Gleich wie beim Purpur-Fingerhut stirbt nach der Samenbildung auch der Rostfarbene Fingerhut (Digitalis parviflora) aus dem Mittelmeerraum ab. Der Farbton seiner Blüten ist einmalig, wenn auch zurückhaltend mit seinem dunkelbraun. Etwas heller im Farbotn blüht Digitalis ferruginea, der Rostfarbene Fingerhut. Beide halten sich wie der erstere zwei bis vier Jahre. Wenn die verblühten Stängel noch vor der Samenbildung abgeschnitten werden und eine Blattrosette stehen bleibt, blüht die Pflanze auch im folgenden Jahr wieder. Wir lassen jeweils einige Fruchtstände versamen, andere schneiden wir ab, so dass wir jedes Jahr Blüten haben. Anders der heimische Grossblütige Fingerhut (Digitalis grandiflora), der sich als robuste Staude etabliert und sich etwas ausbreitet durch kurze Ausläufer.
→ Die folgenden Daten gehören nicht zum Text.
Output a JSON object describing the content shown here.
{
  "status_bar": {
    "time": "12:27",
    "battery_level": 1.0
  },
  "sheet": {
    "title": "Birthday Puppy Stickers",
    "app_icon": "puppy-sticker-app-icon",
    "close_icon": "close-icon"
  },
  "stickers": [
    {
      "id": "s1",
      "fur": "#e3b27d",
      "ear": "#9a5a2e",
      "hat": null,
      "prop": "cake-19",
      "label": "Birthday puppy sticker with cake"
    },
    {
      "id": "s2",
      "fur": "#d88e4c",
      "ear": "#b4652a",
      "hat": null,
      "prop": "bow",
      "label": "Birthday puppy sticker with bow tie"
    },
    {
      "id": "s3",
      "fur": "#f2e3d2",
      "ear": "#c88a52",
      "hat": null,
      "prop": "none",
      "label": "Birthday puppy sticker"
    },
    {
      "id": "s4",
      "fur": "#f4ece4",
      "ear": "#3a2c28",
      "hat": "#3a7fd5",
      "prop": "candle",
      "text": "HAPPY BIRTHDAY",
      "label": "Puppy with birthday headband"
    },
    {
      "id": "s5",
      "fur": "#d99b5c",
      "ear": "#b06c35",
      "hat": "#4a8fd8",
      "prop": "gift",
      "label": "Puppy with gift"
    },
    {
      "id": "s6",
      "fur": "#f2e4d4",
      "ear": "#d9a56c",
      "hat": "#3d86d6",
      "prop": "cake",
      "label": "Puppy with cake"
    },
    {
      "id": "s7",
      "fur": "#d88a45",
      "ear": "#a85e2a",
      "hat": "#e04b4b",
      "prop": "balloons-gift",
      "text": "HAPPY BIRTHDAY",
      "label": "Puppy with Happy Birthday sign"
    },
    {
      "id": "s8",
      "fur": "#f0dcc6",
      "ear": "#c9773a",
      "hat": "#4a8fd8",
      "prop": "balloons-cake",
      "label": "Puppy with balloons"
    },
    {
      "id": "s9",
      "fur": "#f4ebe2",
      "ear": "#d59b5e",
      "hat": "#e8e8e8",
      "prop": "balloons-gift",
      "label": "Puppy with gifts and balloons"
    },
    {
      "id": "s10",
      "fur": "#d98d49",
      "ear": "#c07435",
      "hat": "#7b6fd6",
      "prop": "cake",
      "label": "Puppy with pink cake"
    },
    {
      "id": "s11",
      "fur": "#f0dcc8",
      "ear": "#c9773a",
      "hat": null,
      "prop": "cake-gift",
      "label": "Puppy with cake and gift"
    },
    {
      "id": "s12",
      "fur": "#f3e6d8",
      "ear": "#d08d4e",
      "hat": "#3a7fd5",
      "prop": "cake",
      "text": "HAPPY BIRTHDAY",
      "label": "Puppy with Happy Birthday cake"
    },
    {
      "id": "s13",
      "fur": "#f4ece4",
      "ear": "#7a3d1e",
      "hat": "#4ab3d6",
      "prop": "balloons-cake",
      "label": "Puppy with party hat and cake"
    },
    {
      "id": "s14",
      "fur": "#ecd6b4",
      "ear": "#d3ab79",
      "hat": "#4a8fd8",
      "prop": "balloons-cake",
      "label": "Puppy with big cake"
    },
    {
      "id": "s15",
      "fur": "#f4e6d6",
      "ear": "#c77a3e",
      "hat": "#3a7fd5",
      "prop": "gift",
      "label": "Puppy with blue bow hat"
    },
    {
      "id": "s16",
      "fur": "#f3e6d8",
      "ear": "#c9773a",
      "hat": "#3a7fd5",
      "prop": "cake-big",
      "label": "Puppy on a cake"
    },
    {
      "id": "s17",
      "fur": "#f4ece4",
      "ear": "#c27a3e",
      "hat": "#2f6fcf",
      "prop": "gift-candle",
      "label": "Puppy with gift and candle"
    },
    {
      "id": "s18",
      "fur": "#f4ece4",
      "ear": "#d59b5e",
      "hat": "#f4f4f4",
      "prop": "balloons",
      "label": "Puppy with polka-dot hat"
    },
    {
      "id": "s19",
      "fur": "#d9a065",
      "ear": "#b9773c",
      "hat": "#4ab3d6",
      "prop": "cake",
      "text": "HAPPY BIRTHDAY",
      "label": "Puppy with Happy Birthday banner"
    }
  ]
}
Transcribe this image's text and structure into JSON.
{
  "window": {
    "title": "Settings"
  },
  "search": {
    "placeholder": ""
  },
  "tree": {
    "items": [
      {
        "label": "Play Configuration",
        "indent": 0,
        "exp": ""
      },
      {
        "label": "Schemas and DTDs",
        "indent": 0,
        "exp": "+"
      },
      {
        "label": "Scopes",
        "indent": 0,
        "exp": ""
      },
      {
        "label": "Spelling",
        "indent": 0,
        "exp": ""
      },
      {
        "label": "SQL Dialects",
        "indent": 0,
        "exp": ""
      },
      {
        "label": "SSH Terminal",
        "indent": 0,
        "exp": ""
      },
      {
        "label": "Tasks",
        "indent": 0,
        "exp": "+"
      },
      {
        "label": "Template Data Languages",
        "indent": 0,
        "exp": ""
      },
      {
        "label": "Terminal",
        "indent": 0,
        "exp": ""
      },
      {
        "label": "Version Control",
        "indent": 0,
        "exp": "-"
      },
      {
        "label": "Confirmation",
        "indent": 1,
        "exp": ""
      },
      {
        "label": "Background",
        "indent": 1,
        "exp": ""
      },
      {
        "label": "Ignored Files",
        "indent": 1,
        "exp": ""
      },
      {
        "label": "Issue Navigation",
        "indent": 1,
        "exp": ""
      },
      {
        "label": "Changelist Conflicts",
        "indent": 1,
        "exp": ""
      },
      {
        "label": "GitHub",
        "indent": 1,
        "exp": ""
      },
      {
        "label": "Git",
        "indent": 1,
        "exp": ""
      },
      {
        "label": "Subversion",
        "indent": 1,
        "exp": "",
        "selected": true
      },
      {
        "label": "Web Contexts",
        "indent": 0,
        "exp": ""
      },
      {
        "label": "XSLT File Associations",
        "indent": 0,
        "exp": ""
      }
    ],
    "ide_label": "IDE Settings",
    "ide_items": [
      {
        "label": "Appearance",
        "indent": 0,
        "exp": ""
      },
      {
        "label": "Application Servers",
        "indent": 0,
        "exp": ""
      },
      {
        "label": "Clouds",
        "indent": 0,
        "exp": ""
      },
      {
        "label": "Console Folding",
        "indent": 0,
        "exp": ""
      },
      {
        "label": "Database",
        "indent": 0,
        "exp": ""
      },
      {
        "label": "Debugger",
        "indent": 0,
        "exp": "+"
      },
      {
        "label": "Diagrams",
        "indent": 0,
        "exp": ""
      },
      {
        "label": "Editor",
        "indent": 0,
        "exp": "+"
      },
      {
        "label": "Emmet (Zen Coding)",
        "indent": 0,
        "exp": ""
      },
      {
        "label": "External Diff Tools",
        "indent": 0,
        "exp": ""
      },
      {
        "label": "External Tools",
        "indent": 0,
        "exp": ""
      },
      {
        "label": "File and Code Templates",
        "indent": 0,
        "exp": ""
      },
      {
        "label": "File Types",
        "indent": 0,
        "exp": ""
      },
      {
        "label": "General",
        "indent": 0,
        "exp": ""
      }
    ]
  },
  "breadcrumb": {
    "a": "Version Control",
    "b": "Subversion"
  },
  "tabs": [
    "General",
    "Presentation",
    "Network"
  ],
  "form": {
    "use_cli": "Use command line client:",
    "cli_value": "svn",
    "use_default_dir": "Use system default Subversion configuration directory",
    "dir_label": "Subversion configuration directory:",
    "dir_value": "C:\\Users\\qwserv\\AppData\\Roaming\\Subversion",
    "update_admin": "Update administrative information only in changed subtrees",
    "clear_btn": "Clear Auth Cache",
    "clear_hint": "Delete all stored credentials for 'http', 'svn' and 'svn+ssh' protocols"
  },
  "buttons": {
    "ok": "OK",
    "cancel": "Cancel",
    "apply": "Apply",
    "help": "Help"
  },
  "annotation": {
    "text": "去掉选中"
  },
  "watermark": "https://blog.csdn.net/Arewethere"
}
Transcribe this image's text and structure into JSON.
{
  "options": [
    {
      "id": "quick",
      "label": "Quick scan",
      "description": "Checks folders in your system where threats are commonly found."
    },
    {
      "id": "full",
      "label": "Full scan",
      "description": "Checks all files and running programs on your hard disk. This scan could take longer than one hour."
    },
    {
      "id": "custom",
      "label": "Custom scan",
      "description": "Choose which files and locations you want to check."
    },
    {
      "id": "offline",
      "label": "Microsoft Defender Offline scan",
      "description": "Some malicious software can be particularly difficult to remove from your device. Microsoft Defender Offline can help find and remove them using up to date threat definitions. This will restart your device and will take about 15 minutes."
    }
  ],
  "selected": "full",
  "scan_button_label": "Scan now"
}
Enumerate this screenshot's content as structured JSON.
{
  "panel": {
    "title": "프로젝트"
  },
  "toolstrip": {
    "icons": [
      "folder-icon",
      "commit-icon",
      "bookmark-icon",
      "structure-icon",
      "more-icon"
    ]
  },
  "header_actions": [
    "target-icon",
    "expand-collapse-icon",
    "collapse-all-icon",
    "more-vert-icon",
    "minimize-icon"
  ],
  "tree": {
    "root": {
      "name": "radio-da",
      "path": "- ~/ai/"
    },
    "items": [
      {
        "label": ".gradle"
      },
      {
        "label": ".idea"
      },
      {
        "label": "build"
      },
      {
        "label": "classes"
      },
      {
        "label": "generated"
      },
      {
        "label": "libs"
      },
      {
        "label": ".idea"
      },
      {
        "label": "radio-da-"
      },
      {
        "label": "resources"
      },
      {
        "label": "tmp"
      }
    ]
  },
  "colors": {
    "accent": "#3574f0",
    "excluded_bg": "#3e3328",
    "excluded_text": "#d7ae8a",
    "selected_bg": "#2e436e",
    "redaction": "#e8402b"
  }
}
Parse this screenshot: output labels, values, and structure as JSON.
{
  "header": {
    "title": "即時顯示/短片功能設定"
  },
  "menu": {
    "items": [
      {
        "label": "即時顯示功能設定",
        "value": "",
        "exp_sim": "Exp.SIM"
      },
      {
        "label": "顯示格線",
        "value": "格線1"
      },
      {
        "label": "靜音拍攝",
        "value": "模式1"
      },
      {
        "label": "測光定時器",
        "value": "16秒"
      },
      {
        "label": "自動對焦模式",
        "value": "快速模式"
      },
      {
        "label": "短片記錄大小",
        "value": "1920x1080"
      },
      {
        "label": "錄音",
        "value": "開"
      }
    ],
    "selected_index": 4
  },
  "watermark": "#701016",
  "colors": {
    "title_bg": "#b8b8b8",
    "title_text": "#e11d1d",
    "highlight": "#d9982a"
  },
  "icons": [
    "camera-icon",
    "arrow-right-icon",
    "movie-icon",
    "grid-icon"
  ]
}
Kein typischer Schattenliebhaber ist sicherlich der Venuskamm (Scandix pecten-veneris), dem es jedoch an trockenem Halbschatten sehr wohl ist. Im späten Frühjahr bildet er einen weissen, flaumigen Blütenteppich, der toll wirkt zwischen Rhododendron und austreibenden Funkien (Hosta).

Bild: Gelbdolde (Smyrnium perfoliatum) hellt den Schatten auf. (Franz Xaver)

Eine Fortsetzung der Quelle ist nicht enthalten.